It’s odd that during the holiday season, Mr. Federal Way should extol the virtues of Scrooge.
Mr. Federal Way fantasized about the effects of increasing the minimum wage and falsely concluded that increasing the minimum wage to $15 an hour would lead to a decrease in employment.
Fortunately, we have data to disabuse Mr. Federal Way of his erroneous conclusions.
Princeton economists David Card and Alan B. Krueger studied the effect of an 18.8 percent wage increase for workers in New Jersey. Neighboring Pennsylvania retained its old minimum wage. Interestingly enough, they compared employment at fast food restaurants.
This study, carried out over an 11 month period, was during a recession. The results? No change in relative employment. Tiny Tim 1, Scrooge 0.
The argument for raising the minimum wage should be even more persuasive for employers. Raising the minimum wage leads to more productive employees because employee turnover decreases. Tiny Tim 2, Scrooge 0.
And interestingly enough, sales increase. We all know about how Henry Ford paid his workers well because he wanted them to be able to afford his cars. Economists study the disparity of income using a measure called the Gini coefficient. The higher the Gini, the greater the disparity in incomes.

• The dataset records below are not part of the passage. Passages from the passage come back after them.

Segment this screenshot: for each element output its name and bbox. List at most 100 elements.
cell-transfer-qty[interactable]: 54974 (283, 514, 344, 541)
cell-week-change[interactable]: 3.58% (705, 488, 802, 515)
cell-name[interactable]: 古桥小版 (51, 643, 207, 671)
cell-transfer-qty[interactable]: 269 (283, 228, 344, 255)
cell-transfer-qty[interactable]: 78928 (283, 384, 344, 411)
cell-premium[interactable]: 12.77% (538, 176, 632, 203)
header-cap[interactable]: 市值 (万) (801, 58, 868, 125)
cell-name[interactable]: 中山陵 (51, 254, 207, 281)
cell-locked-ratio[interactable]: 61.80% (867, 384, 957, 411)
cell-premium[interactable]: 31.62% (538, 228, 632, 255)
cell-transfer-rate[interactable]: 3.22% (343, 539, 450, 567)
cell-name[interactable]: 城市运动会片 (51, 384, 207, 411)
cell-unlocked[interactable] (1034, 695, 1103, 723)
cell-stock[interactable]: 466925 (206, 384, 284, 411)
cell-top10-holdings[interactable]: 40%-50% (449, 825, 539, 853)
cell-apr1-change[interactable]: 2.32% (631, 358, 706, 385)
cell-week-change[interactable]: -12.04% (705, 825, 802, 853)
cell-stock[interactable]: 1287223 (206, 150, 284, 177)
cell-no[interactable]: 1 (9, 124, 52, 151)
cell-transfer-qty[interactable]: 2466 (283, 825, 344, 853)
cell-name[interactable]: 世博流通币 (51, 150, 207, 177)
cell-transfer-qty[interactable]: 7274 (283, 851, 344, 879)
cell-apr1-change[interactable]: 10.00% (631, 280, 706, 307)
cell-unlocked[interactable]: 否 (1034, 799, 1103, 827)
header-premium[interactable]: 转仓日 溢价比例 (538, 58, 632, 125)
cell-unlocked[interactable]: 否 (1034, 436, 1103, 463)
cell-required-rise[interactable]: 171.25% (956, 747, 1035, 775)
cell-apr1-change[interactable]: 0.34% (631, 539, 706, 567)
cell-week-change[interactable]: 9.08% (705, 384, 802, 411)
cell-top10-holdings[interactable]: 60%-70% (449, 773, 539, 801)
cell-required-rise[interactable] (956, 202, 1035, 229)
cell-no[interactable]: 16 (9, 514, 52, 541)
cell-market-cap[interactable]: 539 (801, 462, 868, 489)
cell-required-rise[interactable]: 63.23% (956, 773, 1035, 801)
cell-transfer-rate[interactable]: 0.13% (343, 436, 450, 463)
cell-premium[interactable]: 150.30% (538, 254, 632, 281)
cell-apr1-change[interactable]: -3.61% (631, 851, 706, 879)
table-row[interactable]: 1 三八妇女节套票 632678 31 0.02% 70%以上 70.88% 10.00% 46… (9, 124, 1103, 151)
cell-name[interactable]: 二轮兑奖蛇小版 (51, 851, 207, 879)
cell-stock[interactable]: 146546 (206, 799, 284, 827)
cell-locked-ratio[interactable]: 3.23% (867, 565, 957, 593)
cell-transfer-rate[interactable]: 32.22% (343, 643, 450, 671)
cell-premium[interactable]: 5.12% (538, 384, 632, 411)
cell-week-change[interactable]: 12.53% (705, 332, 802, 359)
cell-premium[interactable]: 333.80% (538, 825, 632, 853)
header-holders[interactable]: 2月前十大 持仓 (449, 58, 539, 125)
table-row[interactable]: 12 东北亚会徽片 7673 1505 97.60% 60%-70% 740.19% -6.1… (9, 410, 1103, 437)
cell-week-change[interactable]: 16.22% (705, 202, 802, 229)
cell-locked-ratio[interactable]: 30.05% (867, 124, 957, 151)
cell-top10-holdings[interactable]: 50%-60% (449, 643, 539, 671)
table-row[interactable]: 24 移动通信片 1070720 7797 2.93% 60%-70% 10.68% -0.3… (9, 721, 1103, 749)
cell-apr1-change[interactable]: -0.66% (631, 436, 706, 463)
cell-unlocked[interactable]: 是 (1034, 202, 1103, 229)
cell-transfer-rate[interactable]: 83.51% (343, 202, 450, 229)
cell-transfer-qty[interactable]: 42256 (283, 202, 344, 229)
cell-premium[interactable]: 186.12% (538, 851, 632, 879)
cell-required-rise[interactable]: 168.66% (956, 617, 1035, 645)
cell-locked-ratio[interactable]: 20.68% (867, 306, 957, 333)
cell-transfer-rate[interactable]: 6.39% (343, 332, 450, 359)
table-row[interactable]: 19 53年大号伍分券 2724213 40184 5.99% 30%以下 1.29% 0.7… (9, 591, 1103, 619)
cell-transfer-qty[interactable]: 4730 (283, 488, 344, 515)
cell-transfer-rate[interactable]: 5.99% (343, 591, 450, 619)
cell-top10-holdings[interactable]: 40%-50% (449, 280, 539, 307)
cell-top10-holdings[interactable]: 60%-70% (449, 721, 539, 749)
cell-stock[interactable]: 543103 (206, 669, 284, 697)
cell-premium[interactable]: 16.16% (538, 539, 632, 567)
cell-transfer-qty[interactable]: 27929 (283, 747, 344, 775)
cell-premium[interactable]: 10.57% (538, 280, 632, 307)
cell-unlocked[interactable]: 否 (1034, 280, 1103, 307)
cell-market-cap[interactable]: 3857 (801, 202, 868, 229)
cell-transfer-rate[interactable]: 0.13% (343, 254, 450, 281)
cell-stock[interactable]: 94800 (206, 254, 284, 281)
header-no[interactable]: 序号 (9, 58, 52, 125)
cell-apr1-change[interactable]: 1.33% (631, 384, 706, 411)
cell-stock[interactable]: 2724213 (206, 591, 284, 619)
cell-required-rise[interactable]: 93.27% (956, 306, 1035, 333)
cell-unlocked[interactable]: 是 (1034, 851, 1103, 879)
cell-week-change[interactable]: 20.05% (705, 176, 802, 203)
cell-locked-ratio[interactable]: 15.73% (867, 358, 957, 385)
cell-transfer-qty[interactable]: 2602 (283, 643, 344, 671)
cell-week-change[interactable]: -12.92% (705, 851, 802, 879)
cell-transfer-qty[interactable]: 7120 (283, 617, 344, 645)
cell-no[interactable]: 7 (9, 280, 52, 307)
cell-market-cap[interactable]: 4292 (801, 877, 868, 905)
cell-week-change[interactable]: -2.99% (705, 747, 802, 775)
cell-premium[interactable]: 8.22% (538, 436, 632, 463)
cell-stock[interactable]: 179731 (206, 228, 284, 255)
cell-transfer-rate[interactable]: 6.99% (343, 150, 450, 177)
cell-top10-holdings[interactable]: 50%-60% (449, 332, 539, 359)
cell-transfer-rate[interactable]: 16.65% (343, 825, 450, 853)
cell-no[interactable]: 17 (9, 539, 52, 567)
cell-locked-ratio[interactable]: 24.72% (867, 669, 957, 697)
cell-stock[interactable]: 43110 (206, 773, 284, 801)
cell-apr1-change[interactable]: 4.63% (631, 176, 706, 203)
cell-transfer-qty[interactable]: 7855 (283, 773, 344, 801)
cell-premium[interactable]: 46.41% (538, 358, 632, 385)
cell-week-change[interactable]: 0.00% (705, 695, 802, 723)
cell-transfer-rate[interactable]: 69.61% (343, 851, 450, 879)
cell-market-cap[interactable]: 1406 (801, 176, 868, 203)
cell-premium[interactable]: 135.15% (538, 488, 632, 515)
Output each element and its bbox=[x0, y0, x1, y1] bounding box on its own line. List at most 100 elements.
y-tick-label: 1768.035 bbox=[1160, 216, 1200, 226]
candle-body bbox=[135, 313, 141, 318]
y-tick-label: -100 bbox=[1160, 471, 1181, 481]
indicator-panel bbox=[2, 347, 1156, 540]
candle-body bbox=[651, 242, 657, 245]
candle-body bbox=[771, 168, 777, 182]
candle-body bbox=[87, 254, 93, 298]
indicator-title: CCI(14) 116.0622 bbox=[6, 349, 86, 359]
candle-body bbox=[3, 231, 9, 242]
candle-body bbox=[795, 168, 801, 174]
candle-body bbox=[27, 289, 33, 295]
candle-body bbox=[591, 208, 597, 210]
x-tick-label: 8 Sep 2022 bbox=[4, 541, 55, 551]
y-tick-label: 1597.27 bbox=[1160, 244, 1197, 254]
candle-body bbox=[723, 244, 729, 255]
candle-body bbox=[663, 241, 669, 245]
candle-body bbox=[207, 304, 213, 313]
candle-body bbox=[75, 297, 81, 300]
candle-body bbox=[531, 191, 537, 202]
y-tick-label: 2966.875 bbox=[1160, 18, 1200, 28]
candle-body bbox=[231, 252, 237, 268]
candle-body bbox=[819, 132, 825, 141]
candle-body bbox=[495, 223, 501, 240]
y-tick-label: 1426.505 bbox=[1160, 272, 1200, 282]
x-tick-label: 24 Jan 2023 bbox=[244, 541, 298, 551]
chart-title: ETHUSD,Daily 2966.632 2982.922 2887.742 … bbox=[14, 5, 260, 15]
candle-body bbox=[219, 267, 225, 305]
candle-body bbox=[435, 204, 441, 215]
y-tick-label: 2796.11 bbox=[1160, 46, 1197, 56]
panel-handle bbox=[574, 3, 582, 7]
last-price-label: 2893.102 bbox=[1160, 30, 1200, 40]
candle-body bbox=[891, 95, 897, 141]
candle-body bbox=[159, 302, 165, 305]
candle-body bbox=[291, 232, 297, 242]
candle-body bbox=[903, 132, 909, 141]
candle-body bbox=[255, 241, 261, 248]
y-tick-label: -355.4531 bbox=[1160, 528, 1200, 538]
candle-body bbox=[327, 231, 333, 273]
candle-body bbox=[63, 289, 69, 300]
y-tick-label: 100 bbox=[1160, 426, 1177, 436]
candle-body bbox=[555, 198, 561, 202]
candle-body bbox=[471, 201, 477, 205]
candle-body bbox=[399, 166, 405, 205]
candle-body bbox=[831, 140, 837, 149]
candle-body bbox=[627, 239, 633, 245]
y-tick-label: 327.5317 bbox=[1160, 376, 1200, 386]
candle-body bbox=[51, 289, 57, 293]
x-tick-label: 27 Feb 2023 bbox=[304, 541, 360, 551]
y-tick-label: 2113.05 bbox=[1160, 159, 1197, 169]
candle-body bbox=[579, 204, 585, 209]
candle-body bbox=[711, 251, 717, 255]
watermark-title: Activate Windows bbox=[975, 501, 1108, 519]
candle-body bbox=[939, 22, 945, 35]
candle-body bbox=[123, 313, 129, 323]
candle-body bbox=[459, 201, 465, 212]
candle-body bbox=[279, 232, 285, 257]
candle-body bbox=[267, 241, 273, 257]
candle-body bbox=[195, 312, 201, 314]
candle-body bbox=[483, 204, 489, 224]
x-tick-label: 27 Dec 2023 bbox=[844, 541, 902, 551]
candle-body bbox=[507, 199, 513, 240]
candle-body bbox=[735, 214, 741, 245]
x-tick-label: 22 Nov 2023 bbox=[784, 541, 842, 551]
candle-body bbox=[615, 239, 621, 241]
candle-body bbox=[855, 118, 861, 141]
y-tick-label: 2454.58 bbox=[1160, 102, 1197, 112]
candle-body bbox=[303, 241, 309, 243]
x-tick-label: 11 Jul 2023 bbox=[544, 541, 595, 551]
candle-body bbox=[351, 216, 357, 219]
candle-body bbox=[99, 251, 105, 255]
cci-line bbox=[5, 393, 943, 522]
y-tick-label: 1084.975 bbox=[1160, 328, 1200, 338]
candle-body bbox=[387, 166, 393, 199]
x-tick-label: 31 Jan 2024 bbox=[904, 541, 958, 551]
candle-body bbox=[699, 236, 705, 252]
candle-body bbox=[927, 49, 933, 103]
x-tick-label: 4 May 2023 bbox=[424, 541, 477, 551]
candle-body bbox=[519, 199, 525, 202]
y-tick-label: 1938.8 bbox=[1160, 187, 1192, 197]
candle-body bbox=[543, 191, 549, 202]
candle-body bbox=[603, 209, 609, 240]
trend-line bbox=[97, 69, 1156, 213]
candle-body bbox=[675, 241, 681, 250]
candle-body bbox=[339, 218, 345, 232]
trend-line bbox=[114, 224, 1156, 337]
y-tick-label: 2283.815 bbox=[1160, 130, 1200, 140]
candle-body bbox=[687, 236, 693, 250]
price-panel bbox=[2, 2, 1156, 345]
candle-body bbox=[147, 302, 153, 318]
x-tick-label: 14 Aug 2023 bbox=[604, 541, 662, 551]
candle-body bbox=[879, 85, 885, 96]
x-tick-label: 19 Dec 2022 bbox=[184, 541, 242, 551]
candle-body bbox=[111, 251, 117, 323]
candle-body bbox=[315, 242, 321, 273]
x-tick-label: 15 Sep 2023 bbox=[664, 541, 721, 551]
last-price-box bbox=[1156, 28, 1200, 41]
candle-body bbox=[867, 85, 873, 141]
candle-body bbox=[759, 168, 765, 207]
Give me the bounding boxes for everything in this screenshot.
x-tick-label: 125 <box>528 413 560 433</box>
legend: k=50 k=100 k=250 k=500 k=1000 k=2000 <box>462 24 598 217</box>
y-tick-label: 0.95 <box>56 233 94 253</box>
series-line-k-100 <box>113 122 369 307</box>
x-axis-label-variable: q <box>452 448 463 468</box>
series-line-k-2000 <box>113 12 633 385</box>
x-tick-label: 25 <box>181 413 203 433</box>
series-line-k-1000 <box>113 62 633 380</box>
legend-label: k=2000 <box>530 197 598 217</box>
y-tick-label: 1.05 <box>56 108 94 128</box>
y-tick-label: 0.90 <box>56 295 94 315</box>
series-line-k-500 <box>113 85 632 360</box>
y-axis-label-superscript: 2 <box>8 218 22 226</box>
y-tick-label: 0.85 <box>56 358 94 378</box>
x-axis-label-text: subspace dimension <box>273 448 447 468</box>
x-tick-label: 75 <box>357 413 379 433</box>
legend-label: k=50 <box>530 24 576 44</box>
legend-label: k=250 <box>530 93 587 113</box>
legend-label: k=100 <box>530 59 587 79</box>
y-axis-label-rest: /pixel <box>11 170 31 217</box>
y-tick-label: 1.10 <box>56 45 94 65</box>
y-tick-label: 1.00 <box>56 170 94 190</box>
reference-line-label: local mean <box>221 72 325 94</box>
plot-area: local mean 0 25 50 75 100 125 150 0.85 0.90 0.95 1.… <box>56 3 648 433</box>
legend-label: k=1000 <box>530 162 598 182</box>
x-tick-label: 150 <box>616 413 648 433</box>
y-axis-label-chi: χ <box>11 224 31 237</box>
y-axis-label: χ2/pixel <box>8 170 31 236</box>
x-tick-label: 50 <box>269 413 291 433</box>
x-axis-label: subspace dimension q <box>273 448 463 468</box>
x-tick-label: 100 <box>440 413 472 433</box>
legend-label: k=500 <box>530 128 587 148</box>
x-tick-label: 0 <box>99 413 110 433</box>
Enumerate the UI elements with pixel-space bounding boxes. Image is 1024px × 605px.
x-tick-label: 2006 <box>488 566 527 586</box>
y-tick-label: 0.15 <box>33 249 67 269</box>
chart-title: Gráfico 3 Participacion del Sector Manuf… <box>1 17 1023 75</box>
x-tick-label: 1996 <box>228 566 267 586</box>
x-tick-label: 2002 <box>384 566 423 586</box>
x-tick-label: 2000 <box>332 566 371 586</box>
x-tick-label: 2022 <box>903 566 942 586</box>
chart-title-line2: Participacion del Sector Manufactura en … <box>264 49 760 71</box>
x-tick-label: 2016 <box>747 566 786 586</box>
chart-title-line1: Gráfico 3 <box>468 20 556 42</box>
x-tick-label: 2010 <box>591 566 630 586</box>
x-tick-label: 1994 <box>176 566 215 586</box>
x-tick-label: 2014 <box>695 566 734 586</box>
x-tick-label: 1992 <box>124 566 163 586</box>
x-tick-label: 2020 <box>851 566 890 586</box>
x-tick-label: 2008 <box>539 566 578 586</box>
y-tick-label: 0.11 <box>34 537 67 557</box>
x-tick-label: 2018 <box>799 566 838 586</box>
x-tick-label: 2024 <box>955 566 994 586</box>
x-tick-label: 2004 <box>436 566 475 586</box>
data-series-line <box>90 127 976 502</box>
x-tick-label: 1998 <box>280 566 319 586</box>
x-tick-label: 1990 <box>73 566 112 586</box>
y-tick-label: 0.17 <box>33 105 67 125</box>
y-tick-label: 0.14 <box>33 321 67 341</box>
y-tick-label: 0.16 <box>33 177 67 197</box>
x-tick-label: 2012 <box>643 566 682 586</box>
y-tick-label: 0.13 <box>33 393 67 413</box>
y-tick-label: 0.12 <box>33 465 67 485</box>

Studies indicate that economies grow faster when the Gini is low. This makes sense because putting more money in the hands of the working poor means that they can afford to buy things and that translates into increasing demand. Tiny Tim 3, Scrooge 0.
And the argument for increasing the minimum wage gets even better.
You see the government supplements the income of the working poor through programs like food stamps.
These are really government subsidies to minimum wage payers like Walmart and McDonald’s. Tiny Tim 4, Scrooge 0.
And finally, there is the argument for decency. Why should we stand mute when we see needless poverty?